Overview

Phase I/Ib Study of GWN323 Alone and in Combination With PDR001 in Patients With Advanced Malignancies and Lymphomas

Status:
Completed

Trial end date:
2020-03-03

Target enrollment:
0

Participant gender:
All

Summary

The purpose of this trial is to explore the clinical utility of two investigational antibodies in patients with advanced cancer or lymphomas. This is a multi-center, open-label Phase I/Ib study. The study consists of two dose escalation parts and two dose expansion parts testing GWN323 as a single agent or GWN323 in combination with PDR001. The dose escalation parts will estimate the MTD and/or RDE and test different dosing schedules. The dose expansion parts of the study will use the MTD/RDE determined in the dose escalation part to assess the activity, safety and tolerability of the investigational products in patients with specific types of cancer and lymphomas. Approximately 264 adult patients with advanced solid tumors or lymphomas will be enrolled.

Phase:

Phase 1

Accepts Healthy Volunteers?

Details

Lead Sponsor:

Novartis Pharmaceuticals

Treatments:

Spartalizumab

Criteria

Inclusion Criteria:

- Patients with metastatic and/or advanced solid tumors or lymphomas not amenable to
curative treatment by surgery.

- Histologically documented advanced or metastatic solid tumors or lymphomas

- Must have a site of disease amenable to biopsy, and be a candidate for tumor biopsy
according to the treating institution's guidelines. Patient must be willing to undergo
a new tumor biopsy at screening

- ECOG Performance Status ≤ 2.

Exclusion Criteria:

- Presence of symptomatic central nervous system (CNS) metastases, or CNS metastases
that require local CNS-directed therapy (such as radiotherapy or surgery).

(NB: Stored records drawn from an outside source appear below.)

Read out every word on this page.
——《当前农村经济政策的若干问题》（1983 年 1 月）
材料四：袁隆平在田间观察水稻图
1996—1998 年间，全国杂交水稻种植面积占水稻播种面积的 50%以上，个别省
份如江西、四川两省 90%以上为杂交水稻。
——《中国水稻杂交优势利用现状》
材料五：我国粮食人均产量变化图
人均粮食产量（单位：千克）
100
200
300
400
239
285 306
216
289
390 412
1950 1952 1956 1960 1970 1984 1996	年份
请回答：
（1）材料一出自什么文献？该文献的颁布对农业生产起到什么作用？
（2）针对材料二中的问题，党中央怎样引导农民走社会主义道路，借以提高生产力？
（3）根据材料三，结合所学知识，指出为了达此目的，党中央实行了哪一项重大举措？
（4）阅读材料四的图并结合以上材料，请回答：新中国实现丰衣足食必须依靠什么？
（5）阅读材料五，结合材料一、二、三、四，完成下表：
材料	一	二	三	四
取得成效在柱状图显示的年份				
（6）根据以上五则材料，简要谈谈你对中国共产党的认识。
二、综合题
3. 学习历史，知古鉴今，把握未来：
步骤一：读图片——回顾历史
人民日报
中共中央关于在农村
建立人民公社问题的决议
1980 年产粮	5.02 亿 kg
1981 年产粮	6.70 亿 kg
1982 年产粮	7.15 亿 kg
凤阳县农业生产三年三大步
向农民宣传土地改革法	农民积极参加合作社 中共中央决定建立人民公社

- Patients diagnosed with T-cell Lymphomas.

- Patients with prior allogenic transplants.

- Patients previously treated with anti-GITR therapy.

- History of severe hypersensitivity reactions to other mAbs.

- Patients intolerant to prior immunotherapy (unable to continue/receive due to
immune-related AE).

Other protocol-defined inclusion/exclusion criteria may apply.